Almost a week ago, I was crossing Atlantic Avenue and my knee went squish and started hurting like mad. Once I had safely reached the curb, I looked and it was about the size of my head and taking my weight in a very grudging manner which suggested that it would give up at any moment. I sat for awhile and then went to get pastries which is what I was doing crossing Atlantic Avenue in the first place. I bought pastries at a strange pastry shop, mourning the week long vacation of Patsy's which has many advantages: it's on the way to work, they never ask me to make difficult choices, and everything is unbelievably good. Limping back to work an hour late, the pastries were pretty good, but strangely had lemon in curd in ALL of them. Except the eclairs. Which were awful.
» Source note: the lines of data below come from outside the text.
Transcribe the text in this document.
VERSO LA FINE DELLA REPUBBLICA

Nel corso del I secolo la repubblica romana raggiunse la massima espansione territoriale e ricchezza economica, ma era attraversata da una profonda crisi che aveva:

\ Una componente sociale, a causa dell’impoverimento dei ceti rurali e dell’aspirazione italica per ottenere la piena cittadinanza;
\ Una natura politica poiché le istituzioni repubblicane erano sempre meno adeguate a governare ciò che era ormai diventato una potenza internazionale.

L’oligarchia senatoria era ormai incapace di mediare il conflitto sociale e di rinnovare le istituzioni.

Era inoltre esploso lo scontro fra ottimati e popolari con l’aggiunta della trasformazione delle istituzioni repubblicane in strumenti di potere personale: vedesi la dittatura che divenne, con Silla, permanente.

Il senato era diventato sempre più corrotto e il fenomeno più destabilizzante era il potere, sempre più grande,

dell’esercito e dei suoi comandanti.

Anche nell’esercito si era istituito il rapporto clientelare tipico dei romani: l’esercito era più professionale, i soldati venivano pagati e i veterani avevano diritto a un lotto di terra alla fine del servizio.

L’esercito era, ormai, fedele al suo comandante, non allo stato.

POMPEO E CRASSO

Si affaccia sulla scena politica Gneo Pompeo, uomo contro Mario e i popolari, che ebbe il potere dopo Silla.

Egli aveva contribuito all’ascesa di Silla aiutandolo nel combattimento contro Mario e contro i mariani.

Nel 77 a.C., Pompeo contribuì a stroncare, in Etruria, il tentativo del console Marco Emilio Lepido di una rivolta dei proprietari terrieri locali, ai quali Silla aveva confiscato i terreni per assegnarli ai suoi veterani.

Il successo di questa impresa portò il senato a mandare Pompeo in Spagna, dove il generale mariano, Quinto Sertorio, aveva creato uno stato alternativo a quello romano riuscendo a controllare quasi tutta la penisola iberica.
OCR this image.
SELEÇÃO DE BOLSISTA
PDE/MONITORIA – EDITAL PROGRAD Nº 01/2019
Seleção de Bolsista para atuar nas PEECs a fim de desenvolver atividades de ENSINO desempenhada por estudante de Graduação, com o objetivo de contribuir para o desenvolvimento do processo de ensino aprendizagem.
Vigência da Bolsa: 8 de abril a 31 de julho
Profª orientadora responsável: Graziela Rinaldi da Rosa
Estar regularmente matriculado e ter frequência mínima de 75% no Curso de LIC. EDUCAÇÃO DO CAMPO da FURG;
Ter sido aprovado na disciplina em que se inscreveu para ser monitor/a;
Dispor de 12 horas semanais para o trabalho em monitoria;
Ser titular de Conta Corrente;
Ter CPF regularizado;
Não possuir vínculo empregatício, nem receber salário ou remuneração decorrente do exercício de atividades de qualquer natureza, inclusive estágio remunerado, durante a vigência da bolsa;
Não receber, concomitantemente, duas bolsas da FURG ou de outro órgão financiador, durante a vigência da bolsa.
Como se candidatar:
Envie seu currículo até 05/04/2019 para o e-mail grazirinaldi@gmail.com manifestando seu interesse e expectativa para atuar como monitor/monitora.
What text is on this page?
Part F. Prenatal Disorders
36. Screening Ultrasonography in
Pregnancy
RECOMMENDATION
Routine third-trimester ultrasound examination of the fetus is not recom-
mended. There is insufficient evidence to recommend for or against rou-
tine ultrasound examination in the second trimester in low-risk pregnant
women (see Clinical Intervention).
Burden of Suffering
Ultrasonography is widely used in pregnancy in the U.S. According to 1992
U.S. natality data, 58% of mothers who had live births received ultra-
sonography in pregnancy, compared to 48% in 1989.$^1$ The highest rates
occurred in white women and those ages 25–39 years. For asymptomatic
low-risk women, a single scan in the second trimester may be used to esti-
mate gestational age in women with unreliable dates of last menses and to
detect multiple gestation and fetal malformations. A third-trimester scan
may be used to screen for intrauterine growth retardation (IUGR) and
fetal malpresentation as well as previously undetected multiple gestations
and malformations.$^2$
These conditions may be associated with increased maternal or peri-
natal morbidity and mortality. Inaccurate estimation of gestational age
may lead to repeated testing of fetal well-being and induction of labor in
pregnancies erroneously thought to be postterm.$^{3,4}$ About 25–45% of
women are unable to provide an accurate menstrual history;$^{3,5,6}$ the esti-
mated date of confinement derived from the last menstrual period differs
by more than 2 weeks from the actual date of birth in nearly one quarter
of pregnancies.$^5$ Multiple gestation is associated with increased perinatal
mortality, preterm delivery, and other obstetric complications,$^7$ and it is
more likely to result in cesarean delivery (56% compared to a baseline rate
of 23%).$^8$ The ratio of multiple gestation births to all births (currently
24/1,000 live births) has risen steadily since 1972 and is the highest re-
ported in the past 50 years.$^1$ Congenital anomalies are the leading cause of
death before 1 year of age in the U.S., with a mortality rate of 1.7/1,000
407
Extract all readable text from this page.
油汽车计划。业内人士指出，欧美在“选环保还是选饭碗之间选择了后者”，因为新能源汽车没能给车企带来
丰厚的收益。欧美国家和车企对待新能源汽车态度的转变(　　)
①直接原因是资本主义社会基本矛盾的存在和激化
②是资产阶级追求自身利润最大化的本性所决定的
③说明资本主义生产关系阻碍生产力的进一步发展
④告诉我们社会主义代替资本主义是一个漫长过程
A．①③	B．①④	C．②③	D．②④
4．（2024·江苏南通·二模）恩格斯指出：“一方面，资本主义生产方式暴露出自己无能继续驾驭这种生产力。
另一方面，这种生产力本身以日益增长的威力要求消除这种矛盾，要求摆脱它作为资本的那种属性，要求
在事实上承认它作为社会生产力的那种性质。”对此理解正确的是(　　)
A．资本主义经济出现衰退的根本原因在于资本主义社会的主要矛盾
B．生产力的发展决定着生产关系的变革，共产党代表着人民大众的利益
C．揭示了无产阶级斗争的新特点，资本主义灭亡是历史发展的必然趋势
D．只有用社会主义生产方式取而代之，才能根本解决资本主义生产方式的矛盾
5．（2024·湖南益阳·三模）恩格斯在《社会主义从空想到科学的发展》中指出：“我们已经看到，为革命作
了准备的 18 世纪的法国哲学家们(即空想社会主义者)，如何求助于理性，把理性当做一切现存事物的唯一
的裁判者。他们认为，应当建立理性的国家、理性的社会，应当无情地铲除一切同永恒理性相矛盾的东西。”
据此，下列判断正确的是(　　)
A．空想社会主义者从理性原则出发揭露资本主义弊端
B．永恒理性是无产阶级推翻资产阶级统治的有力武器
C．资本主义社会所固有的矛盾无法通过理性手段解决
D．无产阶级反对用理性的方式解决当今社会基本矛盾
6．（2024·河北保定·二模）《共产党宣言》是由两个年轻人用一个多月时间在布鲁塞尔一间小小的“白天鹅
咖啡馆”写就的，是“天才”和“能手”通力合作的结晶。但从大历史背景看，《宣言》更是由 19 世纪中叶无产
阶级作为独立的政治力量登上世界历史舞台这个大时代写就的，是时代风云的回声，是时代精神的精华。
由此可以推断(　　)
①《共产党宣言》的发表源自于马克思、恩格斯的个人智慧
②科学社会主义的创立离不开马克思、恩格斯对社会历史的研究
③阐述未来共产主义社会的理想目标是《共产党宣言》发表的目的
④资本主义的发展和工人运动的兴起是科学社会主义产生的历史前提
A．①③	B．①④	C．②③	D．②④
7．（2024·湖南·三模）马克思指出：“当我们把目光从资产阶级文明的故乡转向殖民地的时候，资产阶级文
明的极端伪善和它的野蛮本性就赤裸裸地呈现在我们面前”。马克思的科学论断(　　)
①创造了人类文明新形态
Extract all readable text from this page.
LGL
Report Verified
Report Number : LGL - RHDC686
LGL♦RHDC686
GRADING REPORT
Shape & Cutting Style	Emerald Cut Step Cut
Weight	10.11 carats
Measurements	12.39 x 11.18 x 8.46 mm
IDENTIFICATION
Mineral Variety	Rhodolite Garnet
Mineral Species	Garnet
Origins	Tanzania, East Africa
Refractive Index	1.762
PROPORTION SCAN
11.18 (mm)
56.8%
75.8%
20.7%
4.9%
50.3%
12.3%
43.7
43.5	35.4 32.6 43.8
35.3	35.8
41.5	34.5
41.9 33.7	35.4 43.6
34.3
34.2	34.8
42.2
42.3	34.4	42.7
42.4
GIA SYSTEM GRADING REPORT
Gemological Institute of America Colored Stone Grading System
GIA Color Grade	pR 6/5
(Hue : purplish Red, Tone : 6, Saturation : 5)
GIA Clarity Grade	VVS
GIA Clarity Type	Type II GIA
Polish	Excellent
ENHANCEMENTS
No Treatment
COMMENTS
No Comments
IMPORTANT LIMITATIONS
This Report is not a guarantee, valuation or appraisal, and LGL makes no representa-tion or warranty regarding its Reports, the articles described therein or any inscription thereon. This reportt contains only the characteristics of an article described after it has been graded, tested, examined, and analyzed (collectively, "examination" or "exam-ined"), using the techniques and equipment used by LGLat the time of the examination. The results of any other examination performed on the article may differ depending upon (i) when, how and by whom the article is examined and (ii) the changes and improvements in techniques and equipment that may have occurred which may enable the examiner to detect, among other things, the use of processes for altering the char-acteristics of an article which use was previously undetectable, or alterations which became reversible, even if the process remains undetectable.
The Big Bad Bean, upon learning of my knee troubles, gave me stinky stuff to rub on it until we both had time at the same time for him to look at it. This did not happen until Friday when he started giving me joint fatigue pills. I have to say that the pills are a huge improvement over the JF wine but are still rather nasty and have this terrible habit of making me very alert and energized and then dropping me on my butt 4-7 hours later. I have stopped taking them now that my knee has mysteriously stopped being a problem. Since I stopped, my feet hurt all the time. I wonder what that's about?
As for John Holt, he blew my mind again today. "Next to the right to life itself, the most fundamental of all human rights is the right to control our own minds and thoughts. That means, the right to decide for ourselves how we will explore the world around us, think about our own and other persons' experiences, and find and make the meaning of our own lives. Whoever takes that right away from us, as the educators do, attacks the very center of our being and does us a most profound and lasting injury. He tells us, in effect, that we cannot be trusted even to think, that for all our lives we must depend on others to tell us the meaning of our world and our lives, and that any meaning we may make for ourselves, out of our own experience, has no value."
It is resonating with two recent occurrences. First, on the way down to Deirdre's wedding, I asked the Big Bad Bean to read Michel Foucault's
Hermeneutics of the Subject to me. He didn't even finish the first half of the first lecture and I'm still reeling. Care of self, the pursuit of soul-development, being central to any effort of value and all effort being valueless without it. Second, was a recent visit the Bumble Bean and I paid to a Teacher friend. She was so completely into teacher mode that she left no room for him to reach her: the communication allowed was her to him, no feedback from him was allowed. No input from him was valued without her valuing it for him. In an hour and half, the Bumble went from a happy, exuberant explorer, to actively dis-trusting her to finally dis-liking her and requesting to leave her presence. That's pretty strong for the Bumble Bean. He generally has a pretty high tolerance for other people and the things they do.
Anywhoo, the String Bean arrives tonight and his bed is not made. I must dig up some pillows and linens.